From laying cables, placing microphones, and running sound systems, to humping gear, hanging rigging, and tweaking lights, the job of a Stagehand has an incredible variety of tasks. Stagehands work in tightly coordinated teams, and everyone knows exactly what job they must do.
There’s not as much hanging around as there is for the musicians (“hurry up and wait” we call it) because there is always something that needs doing. The Stagehand reports to a crew chief, or a Stage Manager. The Stage Manager reports to the producer of the show, so the most important job of the Stagehands and crew is to make the vision of the show producer come to life, whatever that takes.

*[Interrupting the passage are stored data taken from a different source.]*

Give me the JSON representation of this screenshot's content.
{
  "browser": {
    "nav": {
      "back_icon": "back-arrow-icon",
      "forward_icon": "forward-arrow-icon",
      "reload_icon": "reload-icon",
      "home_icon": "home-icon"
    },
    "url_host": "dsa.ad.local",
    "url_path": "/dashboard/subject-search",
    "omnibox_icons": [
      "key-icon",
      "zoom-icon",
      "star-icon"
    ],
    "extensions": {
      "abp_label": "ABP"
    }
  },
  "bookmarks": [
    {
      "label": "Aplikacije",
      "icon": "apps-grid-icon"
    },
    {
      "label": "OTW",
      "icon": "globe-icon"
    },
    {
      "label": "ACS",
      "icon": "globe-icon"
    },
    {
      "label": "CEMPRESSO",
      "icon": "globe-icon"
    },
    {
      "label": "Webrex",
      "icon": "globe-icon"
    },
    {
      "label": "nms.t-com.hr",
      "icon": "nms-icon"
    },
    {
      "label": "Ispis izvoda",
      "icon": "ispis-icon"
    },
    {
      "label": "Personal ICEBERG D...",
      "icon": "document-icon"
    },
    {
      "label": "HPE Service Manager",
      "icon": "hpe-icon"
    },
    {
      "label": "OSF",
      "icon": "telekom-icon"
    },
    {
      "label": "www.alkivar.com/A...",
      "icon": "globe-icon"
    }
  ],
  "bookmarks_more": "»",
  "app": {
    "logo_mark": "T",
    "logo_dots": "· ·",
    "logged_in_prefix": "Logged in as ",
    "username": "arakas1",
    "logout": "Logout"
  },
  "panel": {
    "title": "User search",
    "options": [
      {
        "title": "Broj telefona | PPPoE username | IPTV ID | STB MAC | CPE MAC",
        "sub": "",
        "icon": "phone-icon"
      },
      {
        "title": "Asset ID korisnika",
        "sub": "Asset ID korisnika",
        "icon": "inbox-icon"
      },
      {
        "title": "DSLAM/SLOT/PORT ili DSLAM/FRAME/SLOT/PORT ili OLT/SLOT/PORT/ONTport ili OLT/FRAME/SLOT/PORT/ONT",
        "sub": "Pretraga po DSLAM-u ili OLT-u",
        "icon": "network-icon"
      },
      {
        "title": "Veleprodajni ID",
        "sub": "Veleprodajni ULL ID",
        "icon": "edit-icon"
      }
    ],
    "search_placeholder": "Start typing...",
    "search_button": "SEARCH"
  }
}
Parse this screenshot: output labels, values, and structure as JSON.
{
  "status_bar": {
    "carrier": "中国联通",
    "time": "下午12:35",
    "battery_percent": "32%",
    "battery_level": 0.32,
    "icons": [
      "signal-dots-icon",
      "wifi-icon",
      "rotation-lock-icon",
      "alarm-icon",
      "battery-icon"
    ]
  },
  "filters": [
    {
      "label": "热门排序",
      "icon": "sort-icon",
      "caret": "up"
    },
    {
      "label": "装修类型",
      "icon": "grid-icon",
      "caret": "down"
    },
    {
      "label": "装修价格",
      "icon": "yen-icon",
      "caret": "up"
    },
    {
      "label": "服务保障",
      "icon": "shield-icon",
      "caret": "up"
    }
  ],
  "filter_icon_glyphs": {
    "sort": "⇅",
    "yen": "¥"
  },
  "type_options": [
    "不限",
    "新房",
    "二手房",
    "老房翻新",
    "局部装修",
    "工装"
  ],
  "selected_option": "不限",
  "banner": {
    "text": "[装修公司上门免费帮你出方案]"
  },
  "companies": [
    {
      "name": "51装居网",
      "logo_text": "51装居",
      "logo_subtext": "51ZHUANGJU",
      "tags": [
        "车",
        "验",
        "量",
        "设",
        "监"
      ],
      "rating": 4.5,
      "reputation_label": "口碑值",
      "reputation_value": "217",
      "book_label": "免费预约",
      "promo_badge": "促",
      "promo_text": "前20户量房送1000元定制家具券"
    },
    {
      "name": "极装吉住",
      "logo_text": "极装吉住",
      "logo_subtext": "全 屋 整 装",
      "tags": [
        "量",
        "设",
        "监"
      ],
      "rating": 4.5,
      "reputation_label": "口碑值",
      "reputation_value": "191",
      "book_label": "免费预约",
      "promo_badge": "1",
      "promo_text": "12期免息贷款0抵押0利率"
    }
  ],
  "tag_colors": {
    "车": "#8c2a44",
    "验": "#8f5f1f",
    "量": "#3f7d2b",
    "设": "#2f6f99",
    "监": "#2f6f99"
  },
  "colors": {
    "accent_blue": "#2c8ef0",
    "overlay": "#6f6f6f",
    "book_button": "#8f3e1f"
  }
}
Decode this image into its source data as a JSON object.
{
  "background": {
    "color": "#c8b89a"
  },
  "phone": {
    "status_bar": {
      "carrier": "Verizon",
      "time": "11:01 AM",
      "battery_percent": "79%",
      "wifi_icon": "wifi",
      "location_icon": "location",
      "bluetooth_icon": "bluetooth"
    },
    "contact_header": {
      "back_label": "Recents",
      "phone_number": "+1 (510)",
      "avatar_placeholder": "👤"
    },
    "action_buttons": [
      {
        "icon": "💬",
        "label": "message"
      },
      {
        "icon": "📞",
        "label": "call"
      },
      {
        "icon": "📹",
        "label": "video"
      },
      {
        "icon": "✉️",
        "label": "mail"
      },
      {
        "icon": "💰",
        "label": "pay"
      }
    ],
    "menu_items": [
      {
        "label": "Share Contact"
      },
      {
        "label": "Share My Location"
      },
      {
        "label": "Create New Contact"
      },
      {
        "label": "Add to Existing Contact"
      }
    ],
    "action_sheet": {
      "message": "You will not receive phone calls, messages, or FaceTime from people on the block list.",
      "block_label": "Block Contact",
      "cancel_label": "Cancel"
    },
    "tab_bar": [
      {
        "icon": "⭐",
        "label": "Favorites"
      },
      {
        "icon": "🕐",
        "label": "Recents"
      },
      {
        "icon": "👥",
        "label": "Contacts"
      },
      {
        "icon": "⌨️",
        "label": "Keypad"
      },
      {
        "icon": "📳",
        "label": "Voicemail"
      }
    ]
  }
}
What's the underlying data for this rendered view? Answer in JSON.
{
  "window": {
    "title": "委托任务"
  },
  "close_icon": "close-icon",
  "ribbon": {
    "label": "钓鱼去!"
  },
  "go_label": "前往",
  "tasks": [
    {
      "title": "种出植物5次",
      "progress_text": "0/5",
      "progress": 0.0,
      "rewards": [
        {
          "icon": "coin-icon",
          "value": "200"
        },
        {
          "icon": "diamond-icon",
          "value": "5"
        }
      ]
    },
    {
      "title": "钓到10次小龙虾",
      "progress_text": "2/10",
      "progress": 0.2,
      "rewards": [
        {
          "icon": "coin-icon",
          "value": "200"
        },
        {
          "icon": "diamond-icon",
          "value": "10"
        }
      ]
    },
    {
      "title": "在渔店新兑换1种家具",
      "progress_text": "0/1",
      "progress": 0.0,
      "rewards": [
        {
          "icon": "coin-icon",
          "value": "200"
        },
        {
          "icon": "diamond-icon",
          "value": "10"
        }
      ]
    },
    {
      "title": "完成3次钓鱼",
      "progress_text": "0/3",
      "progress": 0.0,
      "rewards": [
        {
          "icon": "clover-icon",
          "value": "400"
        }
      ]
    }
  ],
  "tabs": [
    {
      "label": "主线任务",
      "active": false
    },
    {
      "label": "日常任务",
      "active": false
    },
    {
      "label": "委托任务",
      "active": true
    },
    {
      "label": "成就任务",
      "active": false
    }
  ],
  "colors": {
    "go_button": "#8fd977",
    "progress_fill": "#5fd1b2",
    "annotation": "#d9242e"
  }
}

Sometimes Stagehands are involved with designing, moving, setting up, and tearing down mobile stages. They are expected to think on their feet and find creative solutions to technical problems. They must be especially mindful of safety, as the stage has potential for danger and injury, and accidents can and do happen around stages and show rigging.
The Stagehand must have very good people skills and know how to get along with all different types of personalities. There’re a lot of egos in show business, which requires managing complex emotions from time to time. Every artist and show brings its own set of unique problems and demands, and the effective Stagehand will know how to deal with whatever gets thrown at him or her. There’s no room for attitudes or anger when working on a show.
In the most general of terms, a Stagehand assists with the loading in and setting up of gear, while learning what the physical needs will be for the show to happen.
Then they will place microphones and instruments appropriately at the time they are needed, operate machinery to open and close curtains or other moving pieces, assist the performers with the soundcheck and with getting on and off stage as needed, monitor and operate all the sound and lighting equipment during the soundcheck and show, and then after the show is over they must tear everything down and put away or move it from the stage to storage or to vehicles.
When Stagehands travel with an artist or show, they might be called Roadies, although Roadies tend to mostly just load and unload the equipment from trucks.